A Pan-BCL2 Inhibitor Renders Bone-Marrow-Resident Human Leukemia Stem Cells Sensitive to Tyrosine Kinase Inhibition
Menée à l'aide de xénogreffes, cette étude montre que le sabutoclax, un inhibiteur de BCL2, confère aux cellules souches leucémiques résidant dans la moelle osseuse une sensibilité aux inhibiteurs de tyrosine kinase dans le traitement d'une leucémie myéloïde chronique
Leukemia stem cells (LSCs) play a pivotal role in the resistance of chronic myeloid leukemia (CML) to tyrosine kinase inhibitors (TKIs) and its progression to blast crisis (BC), in part, through the alternative splicing of self-renewal and survival genes. To elucidate splice-isoform regulators of human BC LSC maintenance, we performed whole-transcriptome RNA sequencing, splice-isoform-specific quantitative RT-PCR (qRT-PCR), nanoproteomics, stromal coculture, and BC LSC xenotransplantation analyses.

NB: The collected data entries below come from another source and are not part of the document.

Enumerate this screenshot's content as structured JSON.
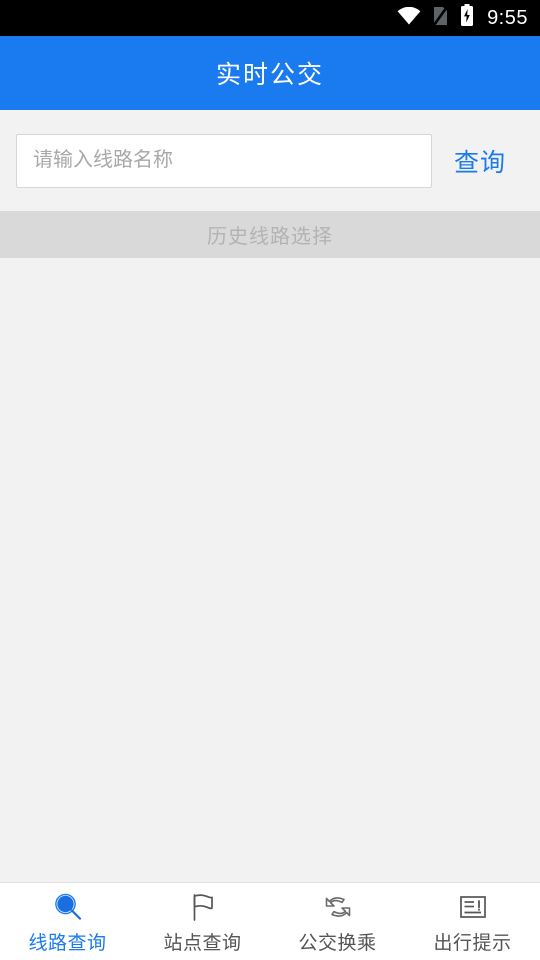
{
  "statusbar": {
    "time": "9:55",
    "icons": [
      "wifi-icon",
      "no-sim-icon",
      "battery-charging-icon"
    ]
  },
  "header": {
    "title": "实时公交"
  },
  "search": {
    "placeholder": "请输入线路名称",
    "value": "",
    "button_label": "查询"
  },
  "history": {
    "label": "历史线路选择"
  },
  "content": {
    "items": []
  },
  "bottomnav": {
    "active_index": 0,
    "items": [
      {
        "label": "线路查询",
        "icon": "magnifier-icon"
      },
      {
        "label": "站点查询",
        "icon": "flag-icon"
      },
      {
        "label": "公交换乘",
        "icon": "swap-arrows-icon"
      },
      {
        "label": "出行提示",
        "icon": "notice-document-icon"
      }
    ]
  },
  "colors": {
    "accent": "#1a7bf0",
    "statusbar_bg": "#000000",
    "page_bg": "#f2f2f2",
    "history_bg": "#d9d9d9",
    "nav_text": "#555555"
  }
}
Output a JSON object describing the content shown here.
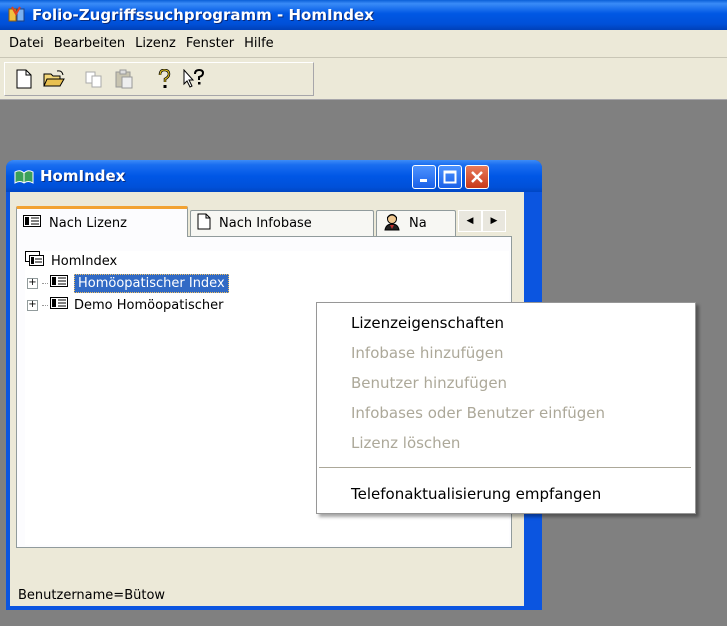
{
  "app": {
    "title": "Folio-Zugriffssuchprogramm - HomIndex",
    "accent_color": "#0054e3"
  },
  "menubar": {
    "items": [
      "Datei",
      "Bearbeiten",
      "Lizenz",
      "Fenster",
      "Hilfe"
    ]
  },
  "toolbar": {
    "buttons": [
      "new-file-icon",
      "open-folder-icon",
      "copy-icon",
      "paste-icon",
      "help-icon",
      "context-help-icon"
    ]
  },
  "child_window": {
    "title": "HomIndex",
    "tabs": [
      {
        "label": "Nach Lizenz",
        "icon": "license-icon",
        "active": true
      },
      {
        "label": "Nach Infobase",
        "icon": "document-icon",
        "active": false
      },
      {
        "label": "Na",
        "icon": "user-icon",
        "active": false
      }
    ],
    "tree": {
      "root": "HomIndex",
      "children": [
        {
          "label": "Homöopatischer Index",
          "selected": true
        },
        {
          "label": "Demo Homöopatischer",
          "selected": false
        }
      ]
    },
    "status": "Benutzername=Bütow"
  },
  "context_menu": {
    "items": [
      {
        "label": "Lizenzeigenschaften",
        "enabled": true
      },
      {
        "label": "Infobase hinzufügen",
        "enabled": false
      },
      {
        "label": "Benutzer hinzufügen",
        "enabled": false
      },
      {
        "label": "Infobases oder Benutzer einfügen",
        "enabled": false
      },
      {
        "label": "Lizenz löschen",
        "enabled": false
      },
      {
        "label": "Telefonaktualisierung empfangen",
        "enabled": true
      }
    ]
  }
}
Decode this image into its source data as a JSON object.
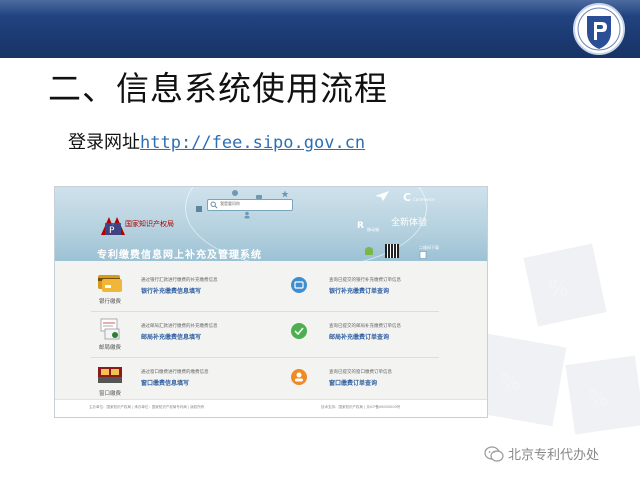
{
  "slide": {
    "title": "二、信息系统使用流程",
    "url_label": "登录网址",
    "url": "http://fee.sipo.gov.cn",
    "watermark": "北京专利代办处"
  },
  "colors": {
    "topbar": "#1c3b74",
    "link": "#2d6fb4",
    "banner": "#b4d0de",
    "brand_red": "#b30000"
  },
  "site": {
    "org_name": "国家知识产权局",
    "slogan": "专利缴费信息网上补充及管理系统",
    "search_text": "我是要问你",
    "c_sub": "Commerce",
    "new_experience": "全新体验",
    "r_sub": "移动端",
    "qr_label": "二维码下载",
    "rows": [
      {
        "caption": "银行缴费",
        "left_desc": "通过银行汇款进行缴费的补充缴费信息",
        "left_link": "银行补充缴费信息填写",
        "right_desc": "查询已提交的银行补充缴费订单信息",
        "right_link": "银行补充缴费订单查询",
        "icon": "bank-card-icon",
        "right_icon": "search-bank-icon"
      },
      {
        "caption": "邮局缴费",
        "left_desc": "通过邮局汇款进行缴费的补充缴费信息",
        "left_link": "邮局补充缴费信息填写",
        "right_desc": "查询已提交的邮局补充缴费订单信息",
        "right_link": "邮局补充缴费订单查询",
        "icon": "post-office-icon",
        "right_icon": "search-post-icon"
      },
      {
        "caption": "窗口缴费",
        "left_desc": "通过窗口缴费进行缴费的缴费信息",
        "left_link": "窗口缴费信息填写",
        "right_desc": "查询已提交的窗口缴费订单信息",
        "right_link": "窗口缴费订单查询",
        "icon": "counter-window-icon",
        "right_icon": "search-window-icon"
      }
    ],
    "footer_left": "主办单位：国家知识产权局 | 承办单位：国家知识产权局专利局 | 版权所有",
    "footer_right": "技术支持：国家知识产权局 | 京ICP备06000000号"
  }
}
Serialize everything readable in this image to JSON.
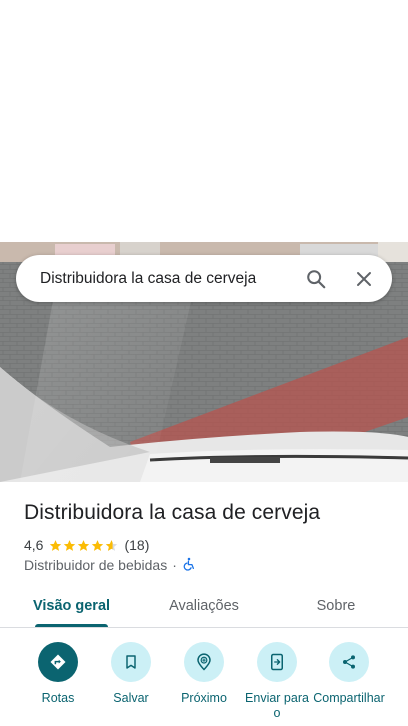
{
  "search": {
    "query": "Distribuidora la casa de cerveja"
  },
  "place": {
    "name": "Distribuidora la casa de cerveja",
    "rating": "4,6",
    "rating_value": 4.6,
    "review_count": "(18)",
    "category": "Distribuidor de bebidas",
    "separator": "·"
  },
  "tabs": [
    {
      "label": "Visão geral",
      "active": true
    },
    {
      "label": "Avaliações",
      "active": false
    },
    {
      "label": "Sobre",
      "active": false
    }
  ],
  "actions": [
    {
      "label": "Rotas",
      "icon": "directions-icon"
    },
    {
      "label": "Salvar",
      "icon": "bookmark-icon"
    },
    {
      "label": "Próximo",
      "icon": "nearby-icon"
    },
    {
      "label": "Enviar para o",
      "icon": "send-to-phone-icon"
    },
    {
      "label": "Compartilhar",
      "icon": "share-icon"
    }
  ],
  "colors": {
    "accent": "#0b6470",
    "action_bg": "#ccf0f6",
    "star": "#fbbc04",
    "accessibility": "#1a73e8"
  }
}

Cumulatively, these studies show that the alternative splicing of multiple prosurvival BCL2 family genes promotes malignant transformation of myeloid progenitors into BC LSCS that are quiescent in the marrow niche and that contribute to therapeutic resistance. Notably, sabutoclax, a pan-BCL2 inhibitor, renders marrow-niche-resident BC LSCs sensitive to TKIs at doses that spare normal progenitors. These findings underscore the importance of alternative BCL2 family splice-isoform expression in BC LSC maintenance and suggest that the combinatorial inhibition of prosurvival BCL2 family proteins and BCR-ABL may eliminate dormant LSCs and obviate resistance. º Splice-isoform switching favors prosurvival BCL2 family expression in human BC º BC LSCs are quiescent and TKI-resistant in the marrow niche º Sabutoclax, a pan-BCL2 inhibitor, enhances TKI sensitivity of bone marrow BC LSCs BCL2 isoform switching in human leukemia stem cells contributes to therapeutic resistance but can be overcome by combining tyrosine kinase inhibition with a pan-BCL2 inhibitor.